I always felt loved by her when I was a child, nothing but love all the time. But as I see what it’s like on this side of motherhood, I see that love doesn’t always feel like love when you’re in it. It feels like loads of laundry and packing lunches in a dimly lit kitchen when everyone else is fast asleep. It looks like lots of tending and lots of patience, and I just hope they feel it like I did and don’t see the work and exhaustion yet.

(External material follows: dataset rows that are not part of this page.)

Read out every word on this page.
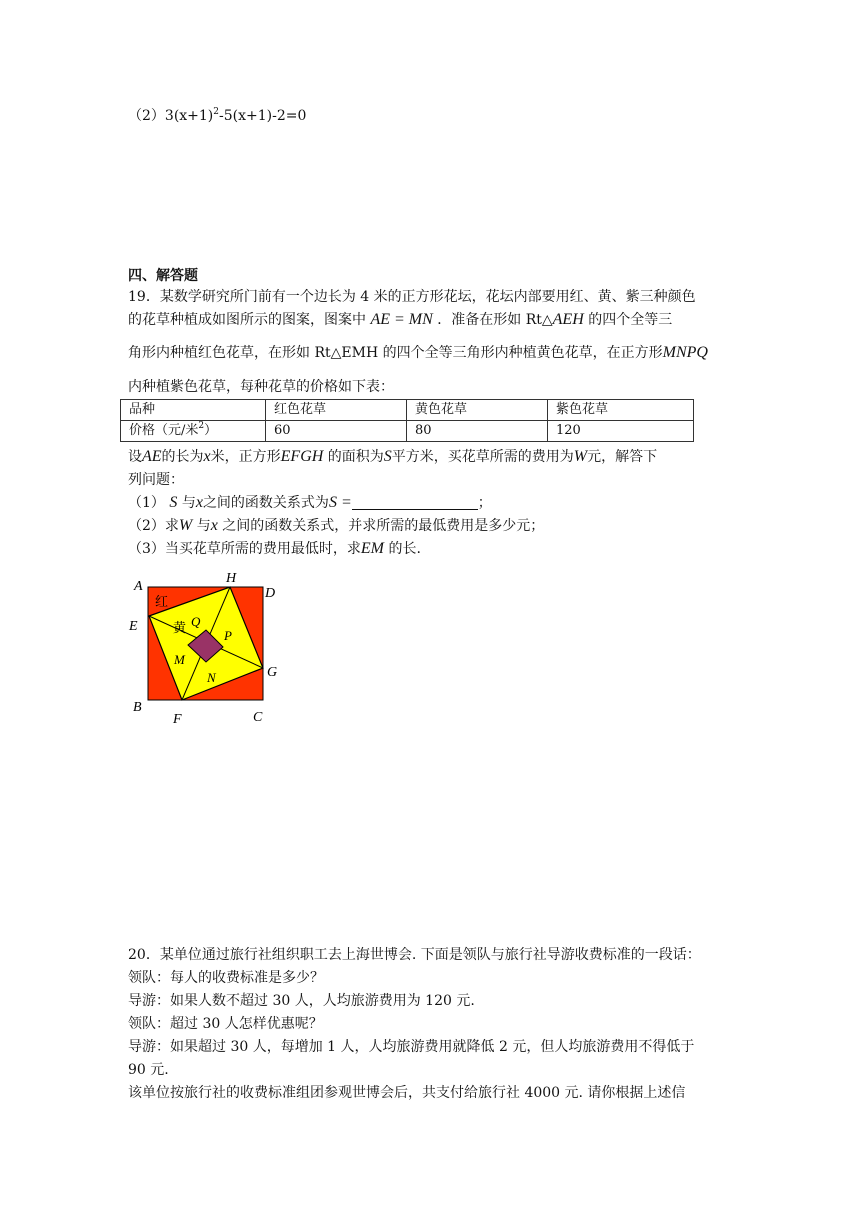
$(2)3(x+1)^2-5(x+1)-2=0$
四、解答题
19．某数学研究所门前有一个边长为 4 米的正方形花坛，花坛内部要用红、黄、紫三种颜色
的花草种植成如图所示的图案，图案中 AE = MN ．准备在形如 Rt△AEH 的四个全等三
角形内种植红色花草，在形如 Rt△EMH 的四个全等三角形内种植黄色花草，在正方形MNPQ
内种植紫色花草，每种花草的价格如下表：
品种	红色花草	黄色花草	紫色花草
价格（元/米$^2$）	60	80	120
设AE的长为x米，正方形EFGH 的面积为S平方米，买花草所需的费用为W元，解答下
列问题：
（1） S 与x之间的函数关系式为S =	；
（2）求W 与x 之间的函数关系式，并求所需的最低费用是多少元；
（3）当买花草所需的费用最低时，求EM 的长.
A
H
D
E
G
B
F	C
Q
P
M
N
红
黄
20．某单位通过旅行社组织职工去上海世博会. 下面是领队与旅行社导游收费标准的一段话：
领队：每人的收费标准是多少？
导游：如果人数不超过 30 人，人均旅游费用为 120 元.
领队：超过 30 人怎样优惠呢？
导游：如果超过 30 人，每增加 1 人，人均旅游费用就降低 2 元，但人均旅游费用不得低于
90 元.
该单位按旅行社的收费标准组团参观世博会后，共支付给旅行社 4000 元. 请你根据上述信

I’m still ever-so-slowly making my way through Krista Tippet’s Becoming Wise.  And she has a chapter on love. She explains, “Love is the superstar of virtues, and the most watered down word in the English language. I love this weather. I love your dress. And what we’ve done with the word, we’ve done with this thing — this possibility, this essential bond, this act. … We’ve fetishized it into romance, when it’s true measure is a quality of sustained, practical care. We’ve lived it as a feeling, when it is a way of being.” 

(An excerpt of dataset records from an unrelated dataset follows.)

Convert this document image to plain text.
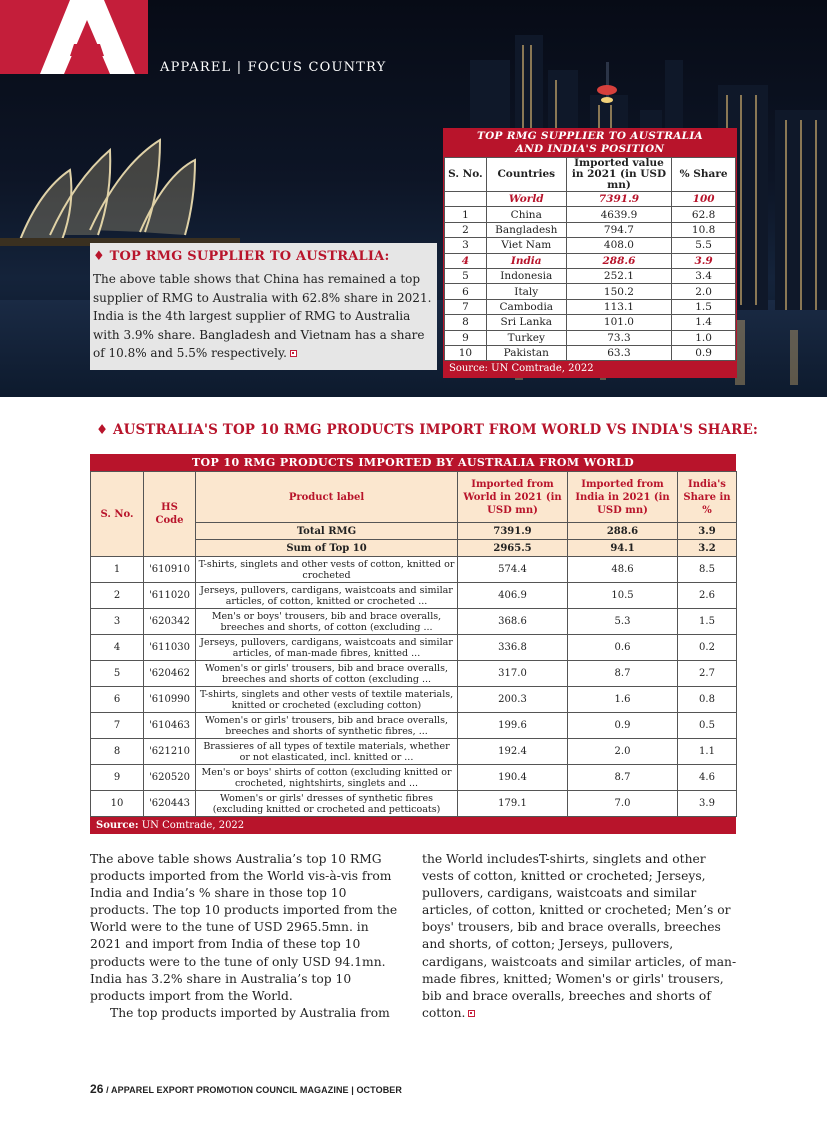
APPAREL | FOCUS COUNTRY
♦ TOP RMG SUPPLIER TO AUSTRALIA:

The above table shows that China has remained a top supplier of RMG to Australia with 62.8% share in 2021. India is the 4th largest supplier of RMG to Australia with 3.9% share. Bangladesh and Vietnam has a share of 10.8% and 5.5% respectively.

TOP RMG SUPPLIER TO AUSTRALIA
AND INDIA'S POSITION
S. No.	Countries	Imported value in 2021 (in USD mn)	% Share
	World	7391.9	100
1	China	4639.9	62.8
2	Bangladesh	794.7	10.8
3	Viet Nam	408.0	5.5
4	India	288.6	3.9
5	Indonesia	252.1	3.4
6	Italy	150.2	2.0
7	Cambodia	113.1	1.5
8	Sri Lanka	101.0	1.4
9	Turkey	73.3	1.0
10	Pakistan	63.3	0.9
Source: UN Comtrade, 2022
♦ AUSTRALIA'S TOP 10 RMG PRODUCTS IMPORT FROM WORLD VS INDIA'S SHARE:
TOP 10 RMG PRODUCTS IMPORTED BY AUSTRALIA FROM WORLD
S. No.	HS Code	Product label	Imported from World in 2021 (in USD mn)	Imported from India in 2021 (in USD mn)	India's Share in %
		Total RMG	7391.9	288.6	3.9
		Sum of Top 10	2965.5	94.1	3.2
1	'610910	T-shirts, singlets and other vests of cotton, knitted or crocheted	574.4	48.6	8.5
2	'611020	Jerseys, pullovers, cardigans, waistcoats and similar articles, of cotton, knitted or crocheted ...	406.9	10.5	2.6
3	'620342	Men's or boys' trousers, bib and brace overalls, breeches and shorts, of cotton (excluding ...	368.6	5.3	1.5
4	'611030	Jerseys, pullovers, cardigans, waistcoats and similar articles, of man-made fibres, knitted ...	336.8	0.6	0.2
5	'620462	Women's or girls' trousers, bib and brace overalls, breeches and shorts of cotton (excluding ...	317.0	8.7	2.7
6	'610990	T-shirts, singlets and other vests of textile materials, knitted or crocheted (excluding cotton)	200.3	1.6	0.8
7	'610463	Women's or girls' trousers, bib and brace overalls, breeches and shorts of synthetic fibres, ...	199.6	0.9	0.5
8	'621210	Brassieres of all types of textile materials, whether or not elasticated, incl. knitted or ...	192.4	2.0	1.1
9	'620520	Men's or boys' shirts of cotton (excluding knitted or crocheted, nightshirts, singlets and ...	190.4	8.7	4.6
10	'620443	Women's or girls' dresses of synthetic fibres (excluding knitted or crocheted and petticoats)	179.1	7.0	3.9
Source: UN Comtrade, 2022

The above table shows Australia’s top 10 RMG products imported from the World vis-à-vis from India and India’s % share in those top 10 products. The top 10 products imported from the World were to the tune of USD 2965.5mn. in 2021 and import from India of these top 10 products were to the tune of only USD 94.1mn. India has 3.2% share in Australia’s top 10 products import from the World.

The top products imported by Australia from

the World includesT-shirts, singlets and other vests of cotton, knitted or crocheted; Jerseys, pullovers, cardigans, waistcoats and similar articles, of cotton, knitted or crocheted; Men’s or boys' trousers, bib and brace overalls, breeches and shorts, of cotton; Jerseys, pullovers, cardigans, waistcoats and similar articles, of man-made fibres, knitted; Women's or girls' trousers, bib and brace overalls, breeches and shorts of cotton.

26 / APPAREL EXPORT PROMOTION COUNCIL MAGAZINE | OCTOBER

Practical care isn’t all that exciting. Being instead of feeling isn’t always enthralling and worth writing about. But if there’s one thing I’ve learned about love in this season of my life it’s that it’s not about elaborate gestures or what you say or swear. Instead it lives and thrives in those practical tasks of care and attention.

I hang on to those little moments of feeling as best I can though. Bedtime hugs, hand squeezes, and even sunlight on my shoulders with my hands in the dirt — a gesture from the other side to say I see you, I hear you, you’re doing it right.